Jem | 28.07.2010 15:22

Inside the Ethics and Aesthetics of Participation
Lois Klassen (Vancouver) in conversation with Angela Piccini (Bristol University, School of Arts)
2.00pm, Saturday 7th August 10; Spike Island Associate Space, First Floor, 133 Cumberland Road, Bristol, BS1 6UX

Leading up to and during the 2010 Winter Olympic and Paralympic Games, the public was urged to be part of the action. As host city, Vancouver Canada was a site of complicity in mass spectacle and a space of vibrant resistance to the narratives it produced, with both positions relying heavily on the active involvement of the public. As the 2012 summer games in London draw near and conflicting discourses on their social and cultural impact invite participation through a range of engaged arts practices, the conversation will focus on Lois Klassen's work navigating the ethics and aesthetics of participation and the mega-event in Vancouver and Angela Piccini's research into the Olympic city, memory and screen media.


Lois Klassen is a Vancouver based artist, community worker and educator who actively researched the participatory art forms during the 2010 Olympics by getting involved. While dutifully responding to numerous calls for participation through officially sanctioned artworks, by artists including Bik Vanderpol, David Rokeby and Rimini Protokol, she co-produced Covering Up, a critical participatory project across the city, and a discussion series at VIVO Media Arts – an artist-run centre and one of the few venues in the region to refuse Olympic funding – addressing the widespread use of public-engagement in all areas of cultural production during the 2010 games and the role of spectatorship in relation to the contested local, regional and national politics glossed over in its official narratives of inclusion and growth.

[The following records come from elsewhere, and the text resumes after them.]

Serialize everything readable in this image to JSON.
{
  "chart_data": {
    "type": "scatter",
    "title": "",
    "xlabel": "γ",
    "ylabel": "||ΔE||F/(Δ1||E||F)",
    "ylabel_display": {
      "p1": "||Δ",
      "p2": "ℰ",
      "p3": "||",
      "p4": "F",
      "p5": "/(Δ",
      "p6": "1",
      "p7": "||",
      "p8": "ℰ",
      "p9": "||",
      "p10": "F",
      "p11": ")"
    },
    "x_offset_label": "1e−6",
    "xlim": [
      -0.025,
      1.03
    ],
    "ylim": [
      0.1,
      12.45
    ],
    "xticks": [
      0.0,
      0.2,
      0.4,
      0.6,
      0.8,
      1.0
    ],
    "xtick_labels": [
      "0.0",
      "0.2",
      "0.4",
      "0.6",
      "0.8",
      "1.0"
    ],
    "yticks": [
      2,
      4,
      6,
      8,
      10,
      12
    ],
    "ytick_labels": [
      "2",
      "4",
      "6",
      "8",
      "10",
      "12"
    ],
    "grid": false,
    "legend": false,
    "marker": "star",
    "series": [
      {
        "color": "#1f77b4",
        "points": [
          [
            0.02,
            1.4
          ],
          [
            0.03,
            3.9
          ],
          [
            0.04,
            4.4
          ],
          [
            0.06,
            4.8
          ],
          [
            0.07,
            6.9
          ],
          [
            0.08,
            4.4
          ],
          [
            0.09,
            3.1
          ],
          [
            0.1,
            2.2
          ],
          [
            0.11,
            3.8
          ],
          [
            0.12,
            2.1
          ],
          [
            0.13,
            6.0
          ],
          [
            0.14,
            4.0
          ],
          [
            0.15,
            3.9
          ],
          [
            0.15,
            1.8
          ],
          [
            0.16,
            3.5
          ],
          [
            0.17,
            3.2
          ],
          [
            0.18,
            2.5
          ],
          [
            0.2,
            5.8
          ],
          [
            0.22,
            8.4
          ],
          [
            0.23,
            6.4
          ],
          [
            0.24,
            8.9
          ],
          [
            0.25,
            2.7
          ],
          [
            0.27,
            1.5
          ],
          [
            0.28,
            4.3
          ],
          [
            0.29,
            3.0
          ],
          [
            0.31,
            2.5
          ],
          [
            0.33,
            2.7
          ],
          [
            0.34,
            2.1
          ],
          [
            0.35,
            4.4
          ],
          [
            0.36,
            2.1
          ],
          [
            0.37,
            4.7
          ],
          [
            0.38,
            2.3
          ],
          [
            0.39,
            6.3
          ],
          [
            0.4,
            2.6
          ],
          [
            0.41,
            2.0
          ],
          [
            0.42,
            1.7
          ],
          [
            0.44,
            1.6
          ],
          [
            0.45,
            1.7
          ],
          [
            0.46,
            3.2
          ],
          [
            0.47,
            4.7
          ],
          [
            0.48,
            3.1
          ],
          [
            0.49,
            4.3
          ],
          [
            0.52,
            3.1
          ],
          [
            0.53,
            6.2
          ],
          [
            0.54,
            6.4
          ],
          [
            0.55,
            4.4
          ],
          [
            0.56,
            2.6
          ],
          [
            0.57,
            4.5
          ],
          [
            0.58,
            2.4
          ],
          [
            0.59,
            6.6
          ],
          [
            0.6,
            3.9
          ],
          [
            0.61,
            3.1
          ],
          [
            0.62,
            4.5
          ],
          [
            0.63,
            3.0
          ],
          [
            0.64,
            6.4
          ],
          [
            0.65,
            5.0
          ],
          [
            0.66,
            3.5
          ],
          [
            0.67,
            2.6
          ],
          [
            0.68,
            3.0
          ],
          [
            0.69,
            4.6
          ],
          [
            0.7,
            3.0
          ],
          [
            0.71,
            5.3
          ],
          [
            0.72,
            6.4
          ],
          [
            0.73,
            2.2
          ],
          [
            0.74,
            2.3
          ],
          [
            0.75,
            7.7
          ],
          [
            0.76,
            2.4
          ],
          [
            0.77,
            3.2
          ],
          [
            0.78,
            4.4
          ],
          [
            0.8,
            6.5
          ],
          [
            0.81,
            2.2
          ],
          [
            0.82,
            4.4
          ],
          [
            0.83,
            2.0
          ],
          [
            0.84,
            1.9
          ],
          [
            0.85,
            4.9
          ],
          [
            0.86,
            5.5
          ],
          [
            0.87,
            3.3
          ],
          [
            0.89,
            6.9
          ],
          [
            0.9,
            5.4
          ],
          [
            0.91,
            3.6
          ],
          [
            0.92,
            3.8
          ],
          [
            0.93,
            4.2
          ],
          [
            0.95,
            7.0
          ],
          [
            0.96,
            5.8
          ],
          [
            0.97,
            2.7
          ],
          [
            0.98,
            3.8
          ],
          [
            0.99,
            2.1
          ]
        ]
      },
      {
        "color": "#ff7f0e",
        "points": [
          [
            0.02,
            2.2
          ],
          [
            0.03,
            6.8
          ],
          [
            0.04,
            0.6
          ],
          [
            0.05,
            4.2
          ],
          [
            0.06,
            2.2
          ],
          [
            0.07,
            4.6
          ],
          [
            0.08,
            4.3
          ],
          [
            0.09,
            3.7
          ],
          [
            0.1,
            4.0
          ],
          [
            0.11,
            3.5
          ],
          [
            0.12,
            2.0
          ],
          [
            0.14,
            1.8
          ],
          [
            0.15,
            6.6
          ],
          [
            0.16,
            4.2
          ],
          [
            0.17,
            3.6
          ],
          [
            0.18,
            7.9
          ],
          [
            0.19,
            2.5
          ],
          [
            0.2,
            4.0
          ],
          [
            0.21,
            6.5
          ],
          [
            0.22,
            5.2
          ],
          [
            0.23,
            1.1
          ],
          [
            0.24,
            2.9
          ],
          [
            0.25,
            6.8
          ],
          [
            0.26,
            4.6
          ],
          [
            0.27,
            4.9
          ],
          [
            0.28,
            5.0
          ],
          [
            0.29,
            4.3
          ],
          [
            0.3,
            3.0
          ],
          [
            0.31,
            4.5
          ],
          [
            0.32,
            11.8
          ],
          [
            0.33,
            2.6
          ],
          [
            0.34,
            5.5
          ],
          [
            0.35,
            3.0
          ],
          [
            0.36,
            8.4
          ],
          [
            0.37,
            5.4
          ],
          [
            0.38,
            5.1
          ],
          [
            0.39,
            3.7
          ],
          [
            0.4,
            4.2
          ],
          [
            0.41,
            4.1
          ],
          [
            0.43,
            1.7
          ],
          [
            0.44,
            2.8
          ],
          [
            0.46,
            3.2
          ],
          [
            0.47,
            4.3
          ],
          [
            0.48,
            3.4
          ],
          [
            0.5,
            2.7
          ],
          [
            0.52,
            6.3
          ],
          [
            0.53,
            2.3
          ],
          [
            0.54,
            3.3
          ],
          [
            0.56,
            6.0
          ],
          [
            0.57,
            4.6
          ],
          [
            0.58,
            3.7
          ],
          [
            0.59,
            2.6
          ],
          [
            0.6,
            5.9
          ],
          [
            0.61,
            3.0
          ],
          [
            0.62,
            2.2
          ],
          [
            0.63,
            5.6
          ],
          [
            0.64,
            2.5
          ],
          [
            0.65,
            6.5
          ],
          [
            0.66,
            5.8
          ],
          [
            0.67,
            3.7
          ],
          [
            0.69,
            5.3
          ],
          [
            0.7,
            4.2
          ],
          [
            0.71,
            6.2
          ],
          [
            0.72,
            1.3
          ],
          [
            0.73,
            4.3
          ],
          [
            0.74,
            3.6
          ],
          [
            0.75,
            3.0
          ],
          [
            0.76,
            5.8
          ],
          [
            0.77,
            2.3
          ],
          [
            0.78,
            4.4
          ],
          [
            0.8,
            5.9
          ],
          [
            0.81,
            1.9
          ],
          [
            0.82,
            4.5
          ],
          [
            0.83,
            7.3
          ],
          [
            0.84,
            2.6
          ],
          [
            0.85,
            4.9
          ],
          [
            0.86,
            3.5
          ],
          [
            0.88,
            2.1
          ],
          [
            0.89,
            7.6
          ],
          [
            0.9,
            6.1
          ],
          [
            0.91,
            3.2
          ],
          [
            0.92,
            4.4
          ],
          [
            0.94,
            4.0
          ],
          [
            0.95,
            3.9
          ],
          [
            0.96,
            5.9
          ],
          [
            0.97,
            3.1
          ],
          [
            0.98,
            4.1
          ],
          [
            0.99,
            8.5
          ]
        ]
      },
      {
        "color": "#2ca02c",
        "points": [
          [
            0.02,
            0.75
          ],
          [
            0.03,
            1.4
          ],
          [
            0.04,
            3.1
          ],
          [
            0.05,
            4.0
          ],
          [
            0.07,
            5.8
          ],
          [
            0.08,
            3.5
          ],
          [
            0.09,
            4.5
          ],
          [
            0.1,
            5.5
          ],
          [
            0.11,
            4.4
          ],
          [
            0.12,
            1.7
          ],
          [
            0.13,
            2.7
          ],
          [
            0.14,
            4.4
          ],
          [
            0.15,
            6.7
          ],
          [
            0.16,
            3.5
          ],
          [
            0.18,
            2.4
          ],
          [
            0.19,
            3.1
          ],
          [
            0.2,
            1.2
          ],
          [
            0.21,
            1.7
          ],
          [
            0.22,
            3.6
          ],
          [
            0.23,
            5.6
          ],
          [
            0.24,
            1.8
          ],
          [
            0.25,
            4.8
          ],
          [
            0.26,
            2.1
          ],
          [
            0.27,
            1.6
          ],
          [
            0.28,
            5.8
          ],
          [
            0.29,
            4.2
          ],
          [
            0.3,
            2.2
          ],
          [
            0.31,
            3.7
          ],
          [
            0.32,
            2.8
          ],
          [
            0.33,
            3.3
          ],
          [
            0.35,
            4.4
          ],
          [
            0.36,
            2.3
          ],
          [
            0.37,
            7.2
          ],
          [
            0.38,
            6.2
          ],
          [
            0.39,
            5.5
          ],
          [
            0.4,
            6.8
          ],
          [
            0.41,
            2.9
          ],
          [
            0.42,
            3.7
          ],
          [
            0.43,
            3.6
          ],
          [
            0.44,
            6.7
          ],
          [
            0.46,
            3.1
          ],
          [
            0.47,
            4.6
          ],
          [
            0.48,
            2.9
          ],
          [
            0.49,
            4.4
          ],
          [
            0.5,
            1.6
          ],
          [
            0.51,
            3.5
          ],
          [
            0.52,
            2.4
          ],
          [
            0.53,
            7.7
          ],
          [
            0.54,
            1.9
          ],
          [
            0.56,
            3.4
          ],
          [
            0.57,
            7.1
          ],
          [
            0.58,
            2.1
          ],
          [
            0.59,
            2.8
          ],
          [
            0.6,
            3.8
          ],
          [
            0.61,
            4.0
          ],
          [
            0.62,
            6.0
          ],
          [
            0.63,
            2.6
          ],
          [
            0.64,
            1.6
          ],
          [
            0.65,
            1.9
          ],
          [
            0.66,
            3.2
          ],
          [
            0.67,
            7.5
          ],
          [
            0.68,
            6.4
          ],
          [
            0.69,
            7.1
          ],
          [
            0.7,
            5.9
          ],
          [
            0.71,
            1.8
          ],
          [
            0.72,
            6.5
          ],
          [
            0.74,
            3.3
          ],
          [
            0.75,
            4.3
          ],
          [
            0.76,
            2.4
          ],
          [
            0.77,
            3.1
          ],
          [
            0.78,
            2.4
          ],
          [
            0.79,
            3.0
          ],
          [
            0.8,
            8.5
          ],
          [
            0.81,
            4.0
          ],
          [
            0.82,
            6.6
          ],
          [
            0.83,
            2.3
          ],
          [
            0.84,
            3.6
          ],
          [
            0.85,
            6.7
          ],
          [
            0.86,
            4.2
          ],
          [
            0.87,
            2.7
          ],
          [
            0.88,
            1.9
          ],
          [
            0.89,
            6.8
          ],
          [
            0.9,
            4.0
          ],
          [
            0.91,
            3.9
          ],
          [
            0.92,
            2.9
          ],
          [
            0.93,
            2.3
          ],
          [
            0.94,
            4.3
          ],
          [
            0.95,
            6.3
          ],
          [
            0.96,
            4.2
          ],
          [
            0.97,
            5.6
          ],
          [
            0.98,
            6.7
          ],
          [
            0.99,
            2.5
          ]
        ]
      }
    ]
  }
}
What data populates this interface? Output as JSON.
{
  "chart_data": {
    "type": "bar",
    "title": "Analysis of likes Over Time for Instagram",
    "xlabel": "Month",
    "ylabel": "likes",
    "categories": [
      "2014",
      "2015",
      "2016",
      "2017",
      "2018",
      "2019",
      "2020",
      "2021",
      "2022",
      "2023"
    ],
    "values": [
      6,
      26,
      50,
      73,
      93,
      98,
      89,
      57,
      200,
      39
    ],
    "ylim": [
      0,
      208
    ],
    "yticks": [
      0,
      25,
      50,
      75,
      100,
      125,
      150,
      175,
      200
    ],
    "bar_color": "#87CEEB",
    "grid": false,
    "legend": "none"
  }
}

Angela Piccini continues to research screen media generated around the 2010 Vancouver Winter and 2012 London Summer Olympic Games. Specifically, she is investigating the ways in which the mediatised material cultural heritage of each host country produces specific experiences of the Olympic cities. Her interest is in the architectures and materialities that are produced when individual cities are transformed into both camera lens, via the intensification of surveillance technologies, and projection screen. In her work the shifting constellations of screens that structure our engagement with place - from those in your pocket and those at the pub, bus station and shopping mall, to the giant screens in public spaces - comprise a suite of mobile and distributed surfaces that constitute the city as a new kind of archaeological body.